Returning to its roots, McCoy’s first stoneware containers for baked goods were adorned with understated floral designs, but Duncan Curtiss, a savvy McCoy sales agent from New York, thought his company would do better if it had a little fun with these kitchen staples. Accordingly, McCoy started manufacturing novelty cookie jars, beginning in 1939 with “Mammy with Cauliflower,” whose billowy apron called up warm thoughts of buttery, home-baked goodness.
World War II slowed production (the company made ceramic land-mine casings), but by the end of the 1940s, McCoy’s cookie-jar and jardinière lines were in full swing again.
Most cookie jars from these postwar years are readily available because they were mass-produced, but collectors should be on the lookout for lost glaze and color. Grubby hands reaching for gingerbread snaps and chocolate pinwheels made this pottery form more susceptible to daily wear than other ceramics collectibles.
Despite their use, it's still possible to find well-preserved cookie jars in the shapes of kangaroos, Indians, clowns, Chinese lanterns, turkeys, grandfather clocks, and bananas, to name but a few of McCoy’s styles.
By the 1950s and ’60s, McCoy was producing some of its most sought-after cookie jars, as well as TV lamps, which exploded in popularity during this time.

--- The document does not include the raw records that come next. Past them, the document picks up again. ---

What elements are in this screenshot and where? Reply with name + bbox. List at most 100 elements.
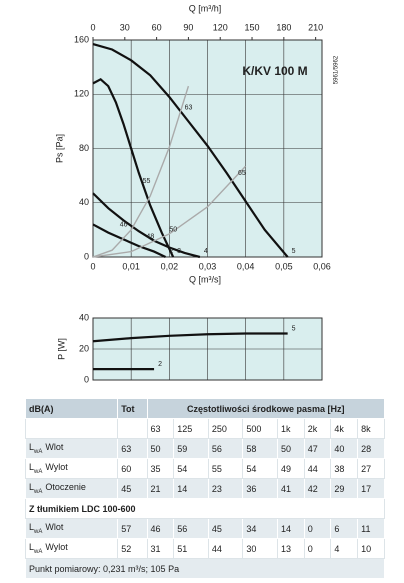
x-tick-label: 0,03 [199,261,217,271]
y-tick-label: 120 [74,89,89,99]
table-cell: 54 [242,458,278,479]
x2-tick-label: 210 [308,22,323,32]
table-cell: 59 [173,438,209,459]
table-row: Punkt pomiarowy: 0,231 m³/s; 105 Pa [25,558,385,579]
table-cell: Z tłumikiem LDC 100-600 [25,498,385,519]
table-cell: LwA Otoczenie [24,478,119,499]
row-label: Wylot [45,462,68,473]
table-cell: 44 [207,538,244,559]
x2-tick-label: 120 [213,22,228,32]
table-cell: LwA Wylot [24,538,119,559]
table-cell: 500 [242,418,278,439]
table-cell: 30 [242,538,278,559]
table-cell: 6 [330,518,359,539]
table-cell: 21 [146,478,175,499]
table-cell: 34 [242,518,278,539]
row-label: wA [34,468,43,475]
curve [92,192,201,259]
table-cell: 45 [207,518,244,539]
table-cell: 29 [330,478,359,499]
table-cell: 63 [146,418,175,439]
table-cell: 49 [276,458,305,479]
y-tick-label: 40 [79,312,89,322]
row-label: L [29,442,35,453]
curve-label: 2 [170,248,174,255]
curve [92,85,190,258]
y-tick-label: 20 [79,343,89,353]
table-cell: 0 [303,518,332,539]
table-cell: 35 [146,458,175,479]
curve [92,165,247,258]
x-axis-label: Q [m³/s] [189,274,221,284]
x2-tick-label: 90 [183,22,193,32]
table-cell: 14 [173,478,209,499]
table-row: LwA Wylot 52 31 51 44 30 13 0 4 10 [24,538,385,559]
x-tick-label: 0,01 [122,261,140,271]
table-cell: 27 [357,458,385,479]
annotation: 46 [120,221,128,228]
annotation: 55 [143,178,151,185]
row-label: Wylot [45,542,68,553]
chart-title: K/KV 100 M [242,64,307,78]
annotation: 50 [169,227,177,234]
table-row: dB(A) Tot Częstotliwości środkowe pasma [H… [24,398,386,419]
table-cell: LwA Wlot [24,518,119,539]
table-row: LwA Wlot 63 50 59 56 58 50 47 40 28 [24,438,385,459]
table-cell: 44 [303,458,332,479]
row-label: L [29,542,35,553]
row-label: Wlot [45,442,64,453]
y-tick-label: 0 [84,374,89,384]
table-cell: 10 [357,538,385,559]
table-row: LwA Wylot 60 35 54 55 54 49 44 38 27 [24,458,385,479]
x-tick-label: 0 [90,261,95,271]
table-cell: 17 [357,478,385,499]
x2-tick-label: 30 [120,22,130,32]
curve [92,332,288,343]
table-cell: 58 [242,438,278,459]
row-label: L [29,482,35,493]
table-cell: 57 [117,518,148,539]
table-cell: 63 [117,438,148,459]
noise-table: dB(A) Tot Częstotliwości środkowe pasma [H… [24,398,386,579]
table-cell: 4k [330,418,359,439]
table-cell: Tot [117,398,148,419]
table-cell: 28 [357,438,385,459]
y-axis-label: P [W] [56,338,66,360]
table-cell: 38 [330,458,359,479]
table-cell: 42 [303,478,332,499]
table-cell: 51 [173,538,209,559]
table-cell: 60 [117,458,148,479]
table-cell: 11 [357,518,385,539]
curve-label: 5 [292,248,296,255]
table-cell: dB(A) [24,398,119,419]
table-cell: 125 [173,418,209,439]
table-row: 63 125 250 500 1k 2k 4k 8k [24,418,385,439]
table-cell: LwA Wylot [24,458,119,479]
table-cell: 36 [242,478,278,499]
table-cell: 52 [117,538,148,559]
table-cell: 13 [276,538,305,559]
y-tick-label: 160 [74,34,89,44]
x2-tick-label: 180 [276,22,291,32]
y-tick-label: 0 [84,251,89,261]
table-cell: 2k [303,418,332,439]
table-cell: 4 [330,538,359,559]
table-row: Z tłumikiem LDC 100-600 [25,498,385,519]
table-cell: 55 [207,458,244,479]
row-label: L [29,462,35,473]
annotation: 48 [146,234,154,241]
y-axis-label: Ps [Pa] [54,134,64,163]
table-cell: 40 [330,438,359,459]
table-cell: 1k [276,418,305,439]
table-cell [117,418,148,439]
curve-label: 2 [158,361,162,368]
annotation: 65 [238,170,246,177]
row-label: wA [34,448,43,455]
row-label: L [29,522,35,533]
curve [92,78,175,258]
table-cell: 250 [207,418,244,439]
x2-tick-label: 60 [152,22,162,32]
table-cell: 14 [276,518,305,539]
x-tick-label: 0,05 [275,261,293,271]
row-label: wA [34,528,43,535]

In the '70s and '80s, corporations routinely commissioned McCoy to produce advertising jars trumpeting their brands, Coca-Cola, Harley Davidson, and Quaker Oats among them.
Less likely to be damaged through use were McCoy vases and figurines. Today, collectors can score prime examples of Grecian-esque urns with slim looping handles, or yellow gnome statuettes. Other vases were swan-shaped or triangular, some resembled cornucopias, and still more were embossed with flowers in every shade of the pastel rainbow.
McCoy’s production reached its peak in the '50s, when the company employed almost 500 workers, but the times they were a-changing. By the 1970s, the company was cranking out barbecue sets with Old West themes and punch bowls with matching cups that dangled from the sides.
Earth-toned Lazy Susans held chips and dip at cocktail parties while Woodsy Owl was among the characters to grace the sides of McCoy cookie jars. These were old-looking styles in a youth-obsessed nation, and by 1990, after several ownership and management changes, the factory finally closed its doors.